Red alert: They’re coming for your kids.Experimental jab approved for Emergency Use Authorization despite only 3 months worth of data
The Food and Drug Administration on Friday granted emergency use authorization for Pfizer-BioNTech’s experimental Covid-19 jab to be given to children 5 to 11.
“This is the first Covid-19 vaccine authorized in the United States for younger children,” reports CNN.
In a press release, the FDA declared the vaccine was safe for the age group because it had been “studied in approximately 3,100 children age 5 through 11 who received the vaccine and no serious side effects have been detected in the ongoing study,” — despite studies still ongoing.
“Commonly reported side effects in the clinical trial included injection site pain (sore arm), redness and swelling, fatigue, headache, muscle and/or joint pain, chills, fever, swollen lymph nodes, nausea and decreased appetite. More children reported side effects after the second dose than after the first dose. Side effects were generally mild to moderate in severity and occurred within two days after vaccination, and most went away within one to two days.”
The press release explains that, since there have been numerous cases of myocarditis, or heart inflammation, in vaccinated males aged 12-17, a risk-benefit analysis was used where they weighed possible Covid cases, hospitalizations, and deaths against those that may be caused by the vaccine.
The FDA and CDC safety surveillance systems have previously identified increased risks of myocarditis (inflammation of the heart muscle) and pericarditis (inflammation of tissue surrounding the heart) following vaccination with Pfizer-BioNTech COVID-19 Vaccine, particularly following the second dose, and with the observed risk highest in males 12 through 17 years of age. Therefore, the FDA conducted its own benefit-risk assessment using modelling to predict how many symptomatic COVID-19 cases, hospitalizations, intensive care unit (ICU) admissions and deaths from COVID-19 the vaccine in children 5 through 11 years of age would prevent versus the number of potential myocarditis cases, hospitalizations, ICU admissions and deaths that the vaccine might cause. The FDA’s model predicts that overall, the benefits of the vaccine would outweigh its risks in children 5 through 11 years of age.

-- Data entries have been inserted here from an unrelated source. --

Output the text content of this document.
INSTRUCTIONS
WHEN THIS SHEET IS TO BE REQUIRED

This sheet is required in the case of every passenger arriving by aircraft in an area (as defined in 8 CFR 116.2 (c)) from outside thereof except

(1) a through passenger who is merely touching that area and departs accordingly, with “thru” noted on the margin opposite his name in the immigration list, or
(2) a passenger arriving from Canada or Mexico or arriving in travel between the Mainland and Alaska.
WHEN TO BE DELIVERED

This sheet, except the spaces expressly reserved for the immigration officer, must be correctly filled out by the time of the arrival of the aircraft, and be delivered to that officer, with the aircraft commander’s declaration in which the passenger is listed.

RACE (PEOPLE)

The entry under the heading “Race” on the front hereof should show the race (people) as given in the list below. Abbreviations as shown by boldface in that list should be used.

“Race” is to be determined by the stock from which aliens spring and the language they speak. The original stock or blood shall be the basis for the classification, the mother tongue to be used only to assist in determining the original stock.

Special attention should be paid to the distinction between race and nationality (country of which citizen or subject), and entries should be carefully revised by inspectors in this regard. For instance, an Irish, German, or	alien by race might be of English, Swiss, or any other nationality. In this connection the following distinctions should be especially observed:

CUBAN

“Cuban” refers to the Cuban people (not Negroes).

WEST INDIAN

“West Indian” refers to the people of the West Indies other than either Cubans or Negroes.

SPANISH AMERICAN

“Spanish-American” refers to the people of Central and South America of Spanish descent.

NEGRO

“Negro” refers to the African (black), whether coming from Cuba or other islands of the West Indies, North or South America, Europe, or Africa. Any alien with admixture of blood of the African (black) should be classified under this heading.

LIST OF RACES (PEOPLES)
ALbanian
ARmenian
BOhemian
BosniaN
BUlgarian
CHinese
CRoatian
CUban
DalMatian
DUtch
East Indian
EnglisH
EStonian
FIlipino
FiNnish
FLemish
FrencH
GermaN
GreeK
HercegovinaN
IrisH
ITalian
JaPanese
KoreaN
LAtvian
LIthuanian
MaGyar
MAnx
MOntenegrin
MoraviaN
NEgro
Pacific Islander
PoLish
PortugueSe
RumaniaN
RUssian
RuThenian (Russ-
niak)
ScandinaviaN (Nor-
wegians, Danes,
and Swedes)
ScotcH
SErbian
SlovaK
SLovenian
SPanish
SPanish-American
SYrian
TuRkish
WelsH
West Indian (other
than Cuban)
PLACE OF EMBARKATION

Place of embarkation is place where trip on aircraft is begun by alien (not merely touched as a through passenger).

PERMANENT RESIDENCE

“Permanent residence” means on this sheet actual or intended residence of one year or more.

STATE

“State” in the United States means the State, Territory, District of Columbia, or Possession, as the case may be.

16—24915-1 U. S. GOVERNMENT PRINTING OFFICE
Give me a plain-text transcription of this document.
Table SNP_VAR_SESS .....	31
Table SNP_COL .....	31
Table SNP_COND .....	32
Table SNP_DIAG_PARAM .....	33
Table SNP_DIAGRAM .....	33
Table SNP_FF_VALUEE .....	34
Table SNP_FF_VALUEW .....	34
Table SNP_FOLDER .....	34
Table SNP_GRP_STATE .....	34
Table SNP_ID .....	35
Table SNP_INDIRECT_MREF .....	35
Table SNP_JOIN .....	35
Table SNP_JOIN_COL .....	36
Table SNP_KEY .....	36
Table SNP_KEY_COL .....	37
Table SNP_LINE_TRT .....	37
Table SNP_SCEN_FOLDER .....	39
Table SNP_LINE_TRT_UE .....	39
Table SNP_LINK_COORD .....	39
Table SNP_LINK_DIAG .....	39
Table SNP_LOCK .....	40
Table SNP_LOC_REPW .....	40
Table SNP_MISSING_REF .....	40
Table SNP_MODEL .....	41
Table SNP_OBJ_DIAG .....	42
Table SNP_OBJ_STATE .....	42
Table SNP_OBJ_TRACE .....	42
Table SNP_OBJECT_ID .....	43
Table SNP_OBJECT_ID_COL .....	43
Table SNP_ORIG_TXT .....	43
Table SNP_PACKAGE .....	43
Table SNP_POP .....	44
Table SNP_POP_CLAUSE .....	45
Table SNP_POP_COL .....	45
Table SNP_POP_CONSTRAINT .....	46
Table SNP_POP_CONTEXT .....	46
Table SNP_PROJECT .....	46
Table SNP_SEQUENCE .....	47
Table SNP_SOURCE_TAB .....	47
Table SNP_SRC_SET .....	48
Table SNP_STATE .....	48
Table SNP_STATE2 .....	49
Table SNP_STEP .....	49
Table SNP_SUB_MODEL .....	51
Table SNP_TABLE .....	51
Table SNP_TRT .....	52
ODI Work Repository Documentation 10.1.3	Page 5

The approval comes after an FDA vaccine advisory panel on Tuesday recommended the injection for children 5 to 11 despite admitting not knowing the long-term risks.
In fact, one FDA voting member actually stated, “We’re never gonna learn about how safe the vaccine is until we start giving it.”
The FDA briefing document the panel used to come to its conclusion outright admitted it has no available data for myocarditis cases in children 5 to 11, so it assumes it would be at about the same notable myocarditis rate as children 12-15.
“For this analysis, the estimate for ages 12-15 years is applied to ages 5-11 years because vaccine-associated myocarditis/pericarditis data is not available for this age group,” the document admits.
NIH director of clinical innovation, Dr. Michael Kurilla, who was the only abstention in the 17-0 vote, objected to the EUA during Tuesday’s panel citing concerns the vaccine could be given to healthy children who don’t need it.
“I think the idea of doing under an emergency use authorization, two doses for everybody without any flexibility around this, I think is just not going to go over very well and I don’t think it’s going to give the health care community the options and parents the options to choose what’s best for their children,” he said.
Kurilla also provided a list of other reasons for his abstention, including the fact trials, only looked at 3 months’ worth of data.
NIH’s Dr Michael Kurilla was the 1 abstention in FDA advisory panel vote on Pfizer/BioNTech vaccine for kids 5-11. He says in statement explaining his vote that “the basis for my abstention was the specific wording of the question to be voted on and the following considerations:” https://t.co/I9dR4tgekv pic.twitter.com/OQt3Zluwgs— Meg Tirrell (@megtirrell) October 26, 2021
“While there are clearly high-risk groups within the 5-11 age group for which this vaccine would significantly reduce serious disease, I do not expect protection from infection to last more than a few months and this may negatively impact public perception of vaccines,” Kurilla said.
“Taken together, I don’t see the need for ’emergency use’ of this vaccine across the entire age group and would have preferred a more nuanced approach.”
The vaccine rollout will begin after the CDC reviews the FDA’s EUA.
“The CDC’s vaccine advisers, the Advisory Committee on Immunization Practices, meet November 2 to discuss whether to recommend use of the vaccine among US children,” reports CNN. “Then the CDC director, Dr. Rochelle Walensky, makes the final decision on use of the vaccine.”